INLA: integrated nested Laplace approximation; a fast algorithm for approximate Bayesian inference in latent Gaussian models.

Kriging: optimal linear spatial prediction (BLUP) using a fitted variogram model.

LGCP: log-Gaussian Cox process; a Cox process whose log-intensity is a Gaussian random field.

LISA: local indicators of spatial association; area-level decomposition of a global spatial autocorrelation statistic.
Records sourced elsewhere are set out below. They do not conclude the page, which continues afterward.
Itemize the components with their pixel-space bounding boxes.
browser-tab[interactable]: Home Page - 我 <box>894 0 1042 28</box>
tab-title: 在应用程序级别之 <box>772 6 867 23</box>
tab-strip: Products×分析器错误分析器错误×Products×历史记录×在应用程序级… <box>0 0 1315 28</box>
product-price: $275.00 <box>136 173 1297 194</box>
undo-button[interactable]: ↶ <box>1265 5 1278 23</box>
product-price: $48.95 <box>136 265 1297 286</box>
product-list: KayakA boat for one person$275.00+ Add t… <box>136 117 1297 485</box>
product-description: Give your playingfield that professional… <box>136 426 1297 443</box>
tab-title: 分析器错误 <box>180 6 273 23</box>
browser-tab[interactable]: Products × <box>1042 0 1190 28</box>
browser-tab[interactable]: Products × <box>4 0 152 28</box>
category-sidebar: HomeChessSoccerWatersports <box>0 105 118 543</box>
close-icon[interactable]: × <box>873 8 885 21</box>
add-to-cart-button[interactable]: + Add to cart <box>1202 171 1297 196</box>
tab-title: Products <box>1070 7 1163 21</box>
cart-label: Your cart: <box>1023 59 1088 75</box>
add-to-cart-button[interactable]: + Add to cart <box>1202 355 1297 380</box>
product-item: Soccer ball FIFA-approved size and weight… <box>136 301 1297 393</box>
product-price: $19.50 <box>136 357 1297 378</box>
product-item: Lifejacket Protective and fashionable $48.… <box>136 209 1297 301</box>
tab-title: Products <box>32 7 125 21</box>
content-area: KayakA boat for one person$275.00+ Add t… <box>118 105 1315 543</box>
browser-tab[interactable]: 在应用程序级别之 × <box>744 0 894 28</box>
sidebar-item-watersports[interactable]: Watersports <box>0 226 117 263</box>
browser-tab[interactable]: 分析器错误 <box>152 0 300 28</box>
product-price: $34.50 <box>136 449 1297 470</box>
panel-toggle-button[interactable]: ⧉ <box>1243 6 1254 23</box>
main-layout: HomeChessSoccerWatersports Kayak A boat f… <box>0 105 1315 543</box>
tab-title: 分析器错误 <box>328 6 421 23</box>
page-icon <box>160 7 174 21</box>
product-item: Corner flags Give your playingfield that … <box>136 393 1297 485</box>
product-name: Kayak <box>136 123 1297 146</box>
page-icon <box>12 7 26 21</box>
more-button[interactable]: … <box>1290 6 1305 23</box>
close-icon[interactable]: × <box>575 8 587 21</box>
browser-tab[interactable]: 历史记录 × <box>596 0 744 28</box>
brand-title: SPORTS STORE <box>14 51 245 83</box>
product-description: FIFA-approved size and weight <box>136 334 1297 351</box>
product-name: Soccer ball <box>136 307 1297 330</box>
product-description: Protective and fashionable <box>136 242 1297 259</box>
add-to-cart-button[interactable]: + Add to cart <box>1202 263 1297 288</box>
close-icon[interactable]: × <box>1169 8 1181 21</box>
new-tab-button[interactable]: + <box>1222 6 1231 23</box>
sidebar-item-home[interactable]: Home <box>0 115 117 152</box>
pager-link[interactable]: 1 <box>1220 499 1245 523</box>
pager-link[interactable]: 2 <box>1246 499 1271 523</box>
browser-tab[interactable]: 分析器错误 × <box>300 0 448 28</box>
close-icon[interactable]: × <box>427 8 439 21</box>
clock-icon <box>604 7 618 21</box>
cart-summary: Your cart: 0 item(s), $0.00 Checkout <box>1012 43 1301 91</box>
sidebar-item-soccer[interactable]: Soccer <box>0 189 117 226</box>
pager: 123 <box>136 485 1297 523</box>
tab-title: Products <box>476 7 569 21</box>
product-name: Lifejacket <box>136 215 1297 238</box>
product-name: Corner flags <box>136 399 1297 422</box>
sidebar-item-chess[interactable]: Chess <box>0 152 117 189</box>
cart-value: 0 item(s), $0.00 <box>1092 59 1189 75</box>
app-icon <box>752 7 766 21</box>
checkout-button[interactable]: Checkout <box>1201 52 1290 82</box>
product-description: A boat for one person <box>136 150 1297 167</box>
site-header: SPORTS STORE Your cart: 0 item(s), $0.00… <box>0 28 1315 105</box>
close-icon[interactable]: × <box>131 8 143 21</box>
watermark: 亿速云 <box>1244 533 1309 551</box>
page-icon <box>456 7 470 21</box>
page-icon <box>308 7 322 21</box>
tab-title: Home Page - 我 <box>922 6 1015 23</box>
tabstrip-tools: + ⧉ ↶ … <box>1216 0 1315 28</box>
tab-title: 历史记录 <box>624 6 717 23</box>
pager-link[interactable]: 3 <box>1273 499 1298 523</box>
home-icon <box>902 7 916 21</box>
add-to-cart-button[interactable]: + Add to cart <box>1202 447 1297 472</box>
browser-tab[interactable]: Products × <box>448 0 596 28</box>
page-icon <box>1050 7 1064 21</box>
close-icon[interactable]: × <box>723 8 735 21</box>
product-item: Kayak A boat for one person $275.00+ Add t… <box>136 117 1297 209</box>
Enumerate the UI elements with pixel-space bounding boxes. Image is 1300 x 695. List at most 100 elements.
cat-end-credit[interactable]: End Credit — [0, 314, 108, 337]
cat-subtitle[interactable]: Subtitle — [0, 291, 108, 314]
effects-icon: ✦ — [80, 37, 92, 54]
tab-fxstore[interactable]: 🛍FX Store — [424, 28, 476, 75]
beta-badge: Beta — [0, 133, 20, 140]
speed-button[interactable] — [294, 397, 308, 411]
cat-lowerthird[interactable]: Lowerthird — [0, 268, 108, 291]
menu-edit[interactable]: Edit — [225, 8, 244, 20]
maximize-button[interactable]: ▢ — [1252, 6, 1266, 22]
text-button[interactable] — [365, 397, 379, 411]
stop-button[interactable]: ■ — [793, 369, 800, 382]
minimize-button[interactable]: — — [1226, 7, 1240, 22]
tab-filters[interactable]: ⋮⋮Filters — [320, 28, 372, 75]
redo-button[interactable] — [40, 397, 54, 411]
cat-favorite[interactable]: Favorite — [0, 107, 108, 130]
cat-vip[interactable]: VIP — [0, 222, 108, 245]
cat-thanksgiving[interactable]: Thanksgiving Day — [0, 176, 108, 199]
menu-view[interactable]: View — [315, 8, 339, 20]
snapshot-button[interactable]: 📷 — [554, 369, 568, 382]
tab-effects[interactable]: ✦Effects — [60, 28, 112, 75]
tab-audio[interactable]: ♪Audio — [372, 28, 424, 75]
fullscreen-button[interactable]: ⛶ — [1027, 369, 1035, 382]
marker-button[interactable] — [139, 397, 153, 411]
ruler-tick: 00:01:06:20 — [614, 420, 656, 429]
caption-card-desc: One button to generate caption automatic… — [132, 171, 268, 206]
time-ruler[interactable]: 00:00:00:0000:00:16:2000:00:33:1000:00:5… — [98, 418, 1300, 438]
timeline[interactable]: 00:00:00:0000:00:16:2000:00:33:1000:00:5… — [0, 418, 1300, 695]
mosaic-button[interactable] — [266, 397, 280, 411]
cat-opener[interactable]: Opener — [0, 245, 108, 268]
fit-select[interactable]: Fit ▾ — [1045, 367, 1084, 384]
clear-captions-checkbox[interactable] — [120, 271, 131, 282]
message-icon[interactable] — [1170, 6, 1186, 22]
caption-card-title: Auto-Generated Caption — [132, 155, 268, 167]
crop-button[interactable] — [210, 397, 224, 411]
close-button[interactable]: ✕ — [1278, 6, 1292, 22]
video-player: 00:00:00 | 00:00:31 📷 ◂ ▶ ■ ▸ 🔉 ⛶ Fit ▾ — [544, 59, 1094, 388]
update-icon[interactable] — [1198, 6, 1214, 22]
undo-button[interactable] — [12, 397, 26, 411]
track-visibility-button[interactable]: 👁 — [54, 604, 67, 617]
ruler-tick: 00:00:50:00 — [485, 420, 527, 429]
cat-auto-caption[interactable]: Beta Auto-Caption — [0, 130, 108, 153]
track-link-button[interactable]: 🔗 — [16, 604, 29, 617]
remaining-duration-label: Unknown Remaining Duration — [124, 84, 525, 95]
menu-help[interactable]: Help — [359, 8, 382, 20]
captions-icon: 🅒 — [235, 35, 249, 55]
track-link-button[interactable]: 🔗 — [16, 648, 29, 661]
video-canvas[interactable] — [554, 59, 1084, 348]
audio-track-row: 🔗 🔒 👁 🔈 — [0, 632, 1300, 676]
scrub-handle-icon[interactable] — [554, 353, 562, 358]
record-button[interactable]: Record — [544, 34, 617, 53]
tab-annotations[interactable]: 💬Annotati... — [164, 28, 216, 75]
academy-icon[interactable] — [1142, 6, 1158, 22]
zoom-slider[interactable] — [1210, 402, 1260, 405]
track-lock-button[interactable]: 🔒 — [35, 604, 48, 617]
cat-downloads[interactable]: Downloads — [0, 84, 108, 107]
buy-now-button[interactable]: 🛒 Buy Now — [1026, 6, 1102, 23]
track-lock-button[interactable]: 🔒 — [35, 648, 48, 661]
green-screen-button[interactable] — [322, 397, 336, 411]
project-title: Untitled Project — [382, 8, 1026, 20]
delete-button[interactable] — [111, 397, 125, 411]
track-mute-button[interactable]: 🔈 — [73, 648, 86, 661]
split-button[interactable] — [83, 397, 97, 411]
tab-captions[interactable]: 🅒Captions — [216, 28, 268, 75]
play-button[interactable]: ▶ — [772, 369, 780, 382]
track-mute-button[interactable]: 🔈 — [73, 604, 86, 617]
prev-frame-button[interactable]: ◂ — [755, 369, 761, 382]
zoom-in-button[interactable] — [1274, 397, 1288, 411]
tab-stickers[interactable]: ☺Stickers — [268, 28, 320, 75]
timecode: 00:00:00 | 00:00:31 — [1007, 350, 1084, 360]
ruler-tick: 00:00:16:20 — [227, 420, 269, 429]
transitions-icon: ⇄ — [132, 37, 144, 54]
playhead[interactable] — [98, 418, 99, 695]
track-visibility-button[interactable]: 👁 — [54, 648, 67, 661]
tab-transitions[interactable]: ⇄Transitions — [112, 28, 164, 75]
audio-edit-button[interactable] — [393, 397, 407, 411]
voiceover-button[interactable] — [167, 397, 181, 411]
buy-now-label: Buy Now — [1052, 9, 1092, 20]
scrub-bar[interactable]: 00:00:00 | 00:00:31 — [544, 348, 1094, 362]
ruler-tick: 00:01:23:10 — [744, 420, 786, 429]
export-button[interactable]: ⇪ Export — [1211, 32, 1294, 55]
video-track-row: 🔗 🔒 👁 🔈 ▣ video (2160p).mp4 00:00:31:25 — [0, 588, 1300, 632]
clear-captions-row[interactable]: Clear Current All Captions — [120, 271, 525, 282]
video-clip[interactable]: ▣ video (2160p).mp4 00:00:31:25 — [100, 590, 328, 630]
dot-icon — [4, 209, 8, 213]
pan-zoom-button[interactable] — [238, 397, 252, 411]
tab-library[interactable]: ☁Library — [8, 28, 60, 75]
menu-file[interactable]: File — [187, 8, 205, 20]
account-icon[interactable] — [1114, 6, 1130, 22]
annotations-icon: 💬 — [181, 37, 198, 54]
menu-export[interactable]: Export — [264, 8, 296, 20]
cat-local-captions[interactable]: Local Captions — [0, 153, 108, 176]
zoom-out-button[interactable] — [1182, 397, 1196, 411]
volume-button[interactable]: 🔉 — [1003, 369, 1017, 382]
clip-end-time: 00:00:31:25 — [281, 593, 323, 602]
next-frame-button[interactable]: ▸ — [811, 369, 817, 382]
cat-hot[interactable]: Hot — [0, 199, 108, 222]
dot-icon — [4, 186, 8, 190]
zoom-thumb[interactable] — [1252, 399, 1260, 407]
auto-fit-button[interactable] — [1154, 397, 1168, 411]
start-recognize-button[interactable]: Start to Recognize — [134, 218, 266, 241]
MAUP: modifiable areal unit problem; sensitivity of results to the choice of geographic boundaries used for aggregation.

Moran's I: global measure of spatial autocorrelation; the spatial analogue of Pearson correlation.

SMR: standardized mortality ratio; observed deaths divided by expected deaths under a reference rate schedule.

Spatial scan statistic: a likelihood ratio test over all candidate circular windows to detect geographic clusters of elevated disease risk (Kulldorff 1997).

Variogram: function $\gamma(h)$ describing how variance between observations increases with distance $h$.